Белла сама не замечает, как повторяет слова вслух. И как из глаз, словно по сигналу, текут слёзы. Доктор Грей говорил что-то об опухоли… говорил что-то о том, что ни в коем случае нельзя уходить без соответствующего осмотра. Это опасно. Это может летально кончится…
Что же она наделала! .. Что, о господи, она только что наделала?! Как вообще позволила себе совершить столь неоправданную, столь ужасающую по масштабу глупость?
Нет оправдания. Нет ни в слёзах, ни в словах мужа оправдания. И даже в его мольбе.
Можно потерять доверие любимого человека, можно потерять его любовь. Но только не его самого. Только не полностью…
Чтобы заглушить всхлипы, Белла прижимает ладонь ко рту. Полностью поворачивается к окну, стараясь одновременно спрятаться от Каллена и выпустить из поля зрения злосчастный билборд. Он послужил причиной её срыва. Он отвратителен.

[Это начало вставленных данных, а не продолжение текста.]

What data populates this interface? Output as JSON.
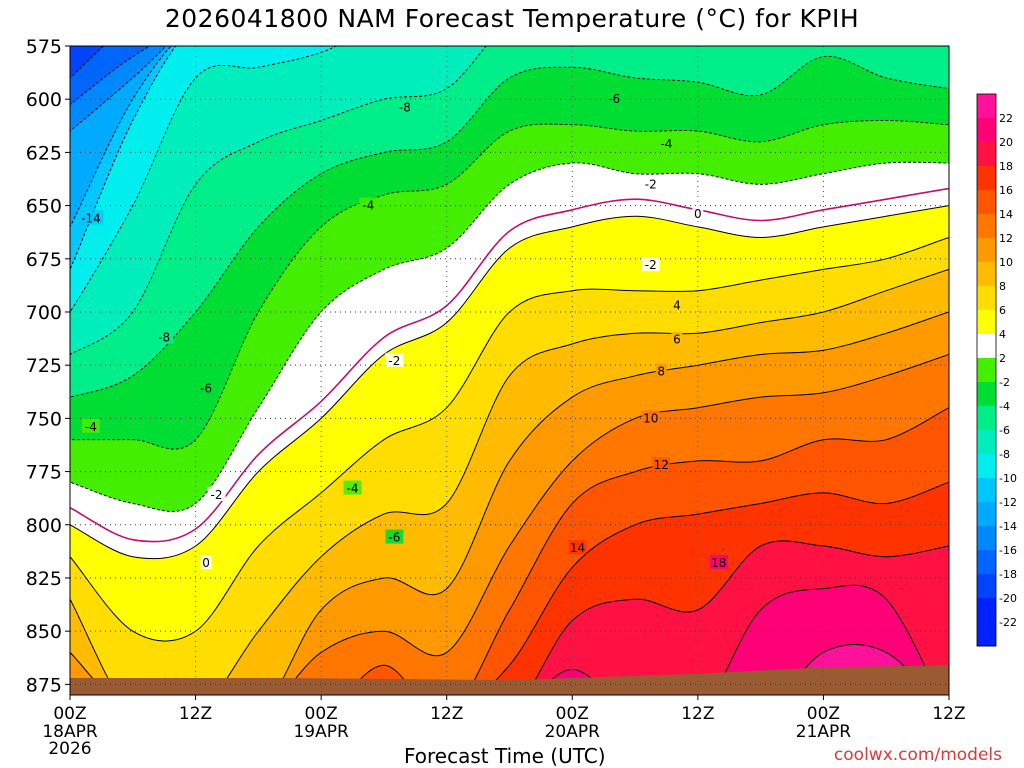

Мысли всё идут и идут вперёд, к более страшным отметкам, к более страшным вершинам, а слёзы бегут следом. Их больше, больше, больше… Рука уже не справляется с поставленной задачей — время от времени отголоски её горя нет-нет да пробираются в салон.
Хоть какие-то оковы на рыданиях всё ещё держит лишь то, что она представляет себе маленький комочек, пока ещё полностью зависящий от неё. Свободную руку держит на животе. Уговаривает себя — хотя бы ради него — прекратить плакать.
А если что-то и с ним случится? Если пойдёт не так? Нет, нет! Только не Комочек, нет!
— Белла?
Она поспешно проглатывает рвущиеся наружу всхлипы, смаргивает слёзы. Пытается взять себя в руки и обернуться. Второе удаётся. Первое – нет.
В больших серых глазах с поразительной чёткостью уживаются горе, страх и нежность. Маленькая-маленькая, едва заметная, но всё же существующая. Когда смотрит на неё.